行書で使う線はほとんど曲線です。 横線はかぶせるような曲線。 縦画 (楷書なら90度の垂直線、最後にスーッと抜くものは除く)は左にややふくらませた曲線。 最後にスーッと 抜く縦画 は、7をほぼまっすぐ、3を左へカーブさせる。 こうした行書独特のやわらかい曲線を行線といいます。
楷書ではつけるべき線はきちんとつけるのがきまりでしたが、行書ではあけて、風通しよくすると、すっきり見えます。
例えば、楷書の「口」では縦画(1画目)に横画(2画目)がついていますが、行書ではあけて書きます。
このときのあき具合は、縦画の書き始めの点と横画の書き始めの点を結んだときに45度の斜線が引けるようにあけます。
楷書でもある線から次の線へは、実際に書いたりはしませんが、つながっています( 空画 )。
行書ではこの見えない連絡線を実際に書いてしまいます。つまり線と線が実際に、連絡線によってつながります。
ただし、すべての線を続けて書くとぐちゃぐちゃになって、読めなくなりますので、続けるのは、せいぜい字の最後の2画ぐらい、 あるいは、一字を構成する各部分の最後の2画ぐらいを目安にしたほうが無難です。 ペン字ではこの画と画の間の連絡線も、他の部分と同様の筆圧、同じインクの濃さで書きます。
楷書では縦画が90度のものと70〜75度の2種類がありましたね。
90度の場合には、(a)横画から縦画へは折れずにカーブして方向を変え、 縦画は左へややふくらませた曲線を書きます。
70〜75度の場合には、(b)横画から縦画へ移るときに、きちんと止めて折り、縦線は右へふくらませた曲線にします。
三折の線も、カクカクと折らずにやわらかくカーブさせて方向を変えます。
「木」は楷書では、横線、縦線の交差する一点から、左ばらいと右ばらいが出ていましたが、行書ではわざと、左ばらいと 右ばらいをこの交差点からずれたところから書きます。こうすることで窮屈な感じがなくなるのです。
はねもはらいも曲線を使って書けば、それだけで行書になりますが、形を変化させることもあります。 真上にはね上げるものをはね上げずに、左下へはねたり、45度にはね上げるものを左下に向かってはらったり (「曲線を使う」の最後をスーッと抜く縦画)して、次の字に続けやすくします。また、はらいを止めたりすることもあります。
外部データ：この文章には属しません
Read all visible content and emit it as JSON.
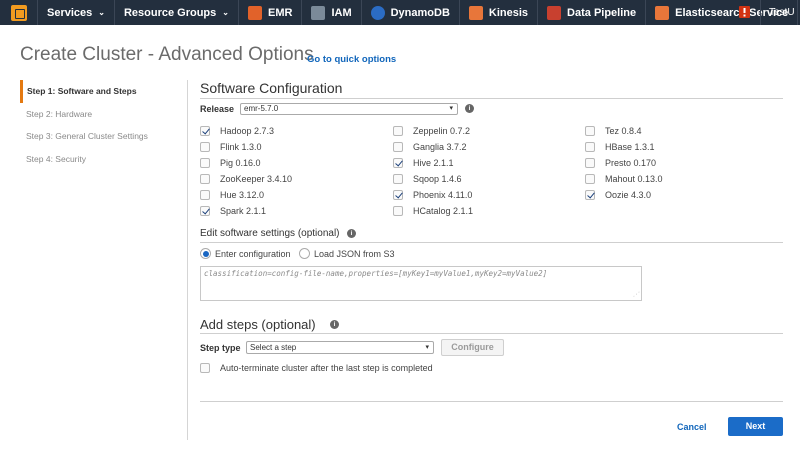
{
  "nav": {
    "services_label": "Services",
    "resource_groups_label": "Resource Groups",
    "caret": "⌄",
    "shortcuts": [
      {
        "label": "EMR",
        "color": "#e1622a"
      },
      {
        "label": "IAM",
        "color": "#7b8a99"
      },
      {
        "label": "DynamoDB",
        "color": "#2b6cc4"
      },
      {
        "label": "Kinesis",
        "color": "#e8763a"
      },
      {
        "label": "Data Pipeline",
        "color": "#c8402f"
      },
      {
        "label": "Elasticsearch Service",
        "color": "#e8763a"
      }
    ],
    "alert_color": "#d13212",
    "user_label": "TestU"
  },
  "header": {
    "title": "Create Cluster - Advanced Options",
    "quick_link": "Go to quick options"
  },
  "steps": [
    {
      "label": "Step 1: Software and Steps",
      "active": true
    },
    {
      "label": "Step 2: Hardware",
      "active": false
    },
    {
      "label": "Step 3: General Cluster Settings",
      "active": false
    },
    {
      "label": "Step 4: Security",
      "active": false
    }
  ],
  "software": {
    "heading": "Software Configuration",
    "release_label": "Release",
    "release_value": "emr-5.7.0",
    "select_caret": "▾",
    "info_glyph": "i",
    "applications": [
      {
        "label": "Hadoop 2.7.3",
        "checked": true
      },
      {
        "label": "Zeppelin 0.7.2",
        "checked": false
      },
      {
        "label": "Tez 0.8.4",
        "checked": false
      },
      {
        "label": "Flink 1.3.0",
        "checked": false
      },
      {
        "label": "Ganglia 3.7.2",
        "checked": false
      },
      {
        "label": "HBase 1.3.1",
        "checked": false
      },
      {
        "label": "Pig 0.16.0",
        "checked": false
      },
      {
        "label": "Hive 2.1.1",
        "checked": true
      },
      {
        "label": "Presto 0.170",
        "checked": false
      },
      {
        "label": "ZooKeeper 3.4.10",
        "checked": false
      },
      {
        "label": "Sqoop 1.4.6",
        "checked": false
      },
      {
        "label": "Mahout 0.13.0",
        "checked": false
      },
      {
        "label": "Hue 3.12.0",
        "checked": false
      },
      {
        "label": "Phoenix 4.11.0",
        "checked": true
      },
      {
        "label": "Oozie 4.3.0",
        "checked": true
      },
      {
        "label": "Spark 2.1.1",
        "checked": true
      },
      {
        "label": "HCatalog 2.1.1",
        "checked": false
      }
    ]
  },
  "settings": {
    "heading": "Edit software settings (optional)",
    "option_enter": "Enter configuration",
    "option_load": "Load JSON from S3",
    "selected": "enter",
    "placeholder": "classification=config-file-name,properties=[myKey1=myValue1,myKey2=myValue2]",
    "grip": "⋰"
  },
  "steps_section": {
    "heading": "Add steps (optional)",
    "step_type_label": "Step type",
    "step_type_value": "Select a step",
    "configure_label": "Configure",
    "auto_terminate_label": "Auto-terminate cluster after the last step is completed",
    "auto_terminate_checked": false
  },
  "footer": {
    "cancel_label": "Cancel",
    "next_label": "Next"
  }
}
行書の形はひとつの字にひとつだけではありません。例えば、曲線を使っただけでも、行書体になります。 今まで見てきた(1)〜(8)までの特徴をどの程度、書体に加えるかによって、いろいろなバリエーションが生まれます。 そのさまざまなバリエーションは大きく「楷行体」と「本行体」の2種類に分けられます。 楷行体は、楷書の点画を曲線で書いたもので、楷書に近い行書です。 本行体は行書に独特な形で、楷書とは点画の構成が異なっています。本行体は改めて覚えなければなりませんが、 覚えてしまうと、とても速く書けて、カッコよく見えます。 どちらを使うかは、時と場合と気分です。両方を取り混ぜて使っても、全然かまいません。